Besides teaching the meaning of words and sentences (an awareness of language), learning a language promotes social interaction and fosters empathy towards the culture and people of a foreign country, by adjusting our thinking to different social conventions. This outlook champions goodwill and counters insularity and prejudice.
Learning a language enables us to forge positive change with the most powerful tool: communication between people. Success in industry and commerce depends increasingly on our willingness and ability to communicate with potential customers in their own language. More importantly, we ensure children become confident, global citizens, avert conflict and promote multilateral harmony.
The curriculum at Throckley aims to found progress throughout a child’s school career by developing a secure understanding of grammar, vocabulary and culture at the relevant stage. Insecure, superficial understanding prevents genuine progression: pupils may struggle at key stage transitions, amass damaging misconceptions, or have significant difficulties in understanding higher-order content.
In French, children will learn to:
- read fluently;
- write imaginatively;
- speak confidently;
- and understand the culture of the countries in which the language is spoken.
We aim to ensure that children:
- understand and respond to spoken and written language from a variety of authentic sources;
- speak with increasing confidence, fluency and spontaneity, finding ways of communicating what they want to say, including through discussion and asking questions, and continually improving the accuracy of their pronunciation and intonation;
- can write at varying length, for different purposes and audiences, using the variety of grammatical structures that they have learnt;
- and discover and develop an appreciation of a range of writing in the French language.

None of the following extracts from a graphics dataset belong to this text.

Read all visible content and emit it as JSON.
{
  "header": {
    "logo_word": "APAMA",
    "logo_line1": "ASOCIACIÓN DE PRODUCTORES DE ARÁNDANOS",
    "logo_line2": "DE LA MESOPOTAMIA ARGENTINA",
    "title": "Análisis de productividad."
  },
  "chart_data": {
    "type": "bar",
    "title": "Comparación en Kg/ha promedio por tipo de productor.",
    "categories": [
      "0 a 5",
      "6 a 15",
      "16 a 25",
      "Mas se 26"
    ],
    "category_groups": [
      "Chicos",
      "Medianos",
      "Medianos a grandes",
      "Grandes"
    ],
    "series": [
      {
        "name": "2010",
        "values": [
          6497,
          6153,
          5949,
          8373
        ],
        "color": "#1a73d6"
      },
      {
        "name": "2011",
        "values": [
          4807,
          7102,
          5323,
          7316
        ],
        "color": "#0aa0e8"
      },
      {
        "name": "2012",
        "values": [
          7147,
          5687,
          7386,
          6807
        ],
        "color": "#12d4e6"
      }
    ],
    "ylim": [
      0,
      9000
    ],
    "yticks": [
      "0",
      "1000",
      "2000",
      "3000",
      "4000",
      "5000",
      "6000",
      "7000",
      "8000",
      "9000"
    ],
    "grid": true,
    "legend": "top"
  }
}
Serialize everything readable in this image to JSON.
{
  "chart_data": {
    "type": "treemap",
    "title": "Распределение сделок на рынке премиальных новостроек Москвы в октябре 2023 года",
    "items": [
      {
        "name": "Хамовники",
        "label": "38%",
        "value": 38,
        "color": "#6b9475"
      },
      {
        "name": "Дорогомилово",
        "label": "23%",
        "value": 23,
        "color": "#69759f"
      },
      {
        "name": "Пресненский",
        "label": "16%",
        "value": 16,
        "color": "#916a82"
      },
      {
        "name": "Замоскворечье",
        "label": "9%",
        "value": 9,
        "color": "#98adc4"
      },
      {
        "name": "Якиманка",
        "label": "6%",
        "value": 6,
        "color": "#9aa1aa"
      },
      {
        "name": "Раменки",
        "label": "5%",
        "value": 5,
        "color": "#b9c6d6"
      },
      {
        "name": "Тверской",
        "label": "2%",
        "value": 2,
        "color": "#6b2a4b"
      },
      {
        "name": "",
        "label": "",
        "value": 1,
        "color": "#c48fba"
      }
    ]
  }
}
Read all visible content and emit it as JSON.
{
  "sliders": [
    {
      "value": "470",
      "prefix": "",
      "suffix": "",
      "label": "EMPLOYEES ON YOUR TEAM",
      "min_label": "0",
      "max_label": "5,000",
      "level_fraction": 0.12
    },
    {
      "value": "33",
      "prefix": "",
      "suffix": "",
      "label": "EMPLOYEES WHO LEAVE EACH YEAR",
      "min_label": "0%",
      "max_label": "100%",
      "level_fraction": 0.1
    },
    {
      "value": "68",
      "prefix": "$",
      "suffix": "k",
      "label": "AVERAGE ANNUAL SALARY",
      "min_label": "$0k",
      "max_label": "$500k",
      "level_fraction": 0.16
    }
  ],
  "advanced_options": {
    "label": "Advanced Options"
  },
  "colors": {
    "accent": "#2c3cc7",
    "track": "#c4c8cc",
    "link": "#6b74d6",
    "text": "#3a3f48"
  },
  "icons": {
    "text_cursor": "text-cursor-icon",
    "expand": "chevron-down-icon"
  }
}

At Throckley Primary School, we follow the National Curriculum for French. The aims of which are outlined below:
Key Stage 2: Foreign Language
The teaching of a foreign language should provide an appropriate balance of spoken and written language and should lay the foundations for further foreign language teaching at Key Stage 3. It should enable pupils to understand and communicate ideas, facts and feelings in speech and writing, focused on familiar and routine matters, using their knowledge of phonology, grammatical structures and vocabulary. The focus of study in modern languages will be on practical communication.
Pupils should be taught to:
listen attentively to spoken language and show understanding by joining in and responding;
explore the patterns and sounds of language through songs and rhymes and link the spelling, sound and meaning of words;
engage in conversations; ask and answer questions; express opinions and respond to those of others; seek clarification and help;
speak in sentences, using familiar vocabulary, phrases and basic language structures;
develop accurate pronunciation and intonation so that others understand when they are reading aloud or using familiar words and phrases;
present ideas and information orally to a range of audiences;
read carefully and show understanding of words, phrases and simple writing;
appreciate stories, songs, poems and rhymes in the language;
broaden their vocabulary and develop their ability to understand new words that are introduced into familiar written material, including through using a dictionary;
write phrases from memory, and adapt these to create new sentences, to express ideas clearly;
describe people, places, things and actions orally and in writing;
understand basic grammar appropriate to the language being studied, including (where relevant): feminine, masculine and neuter forms and the conjugation of high-frequency verbs; key features and patterns of the language; how to apply these, for instance, to build sentences; and how these differ from or are similar to English.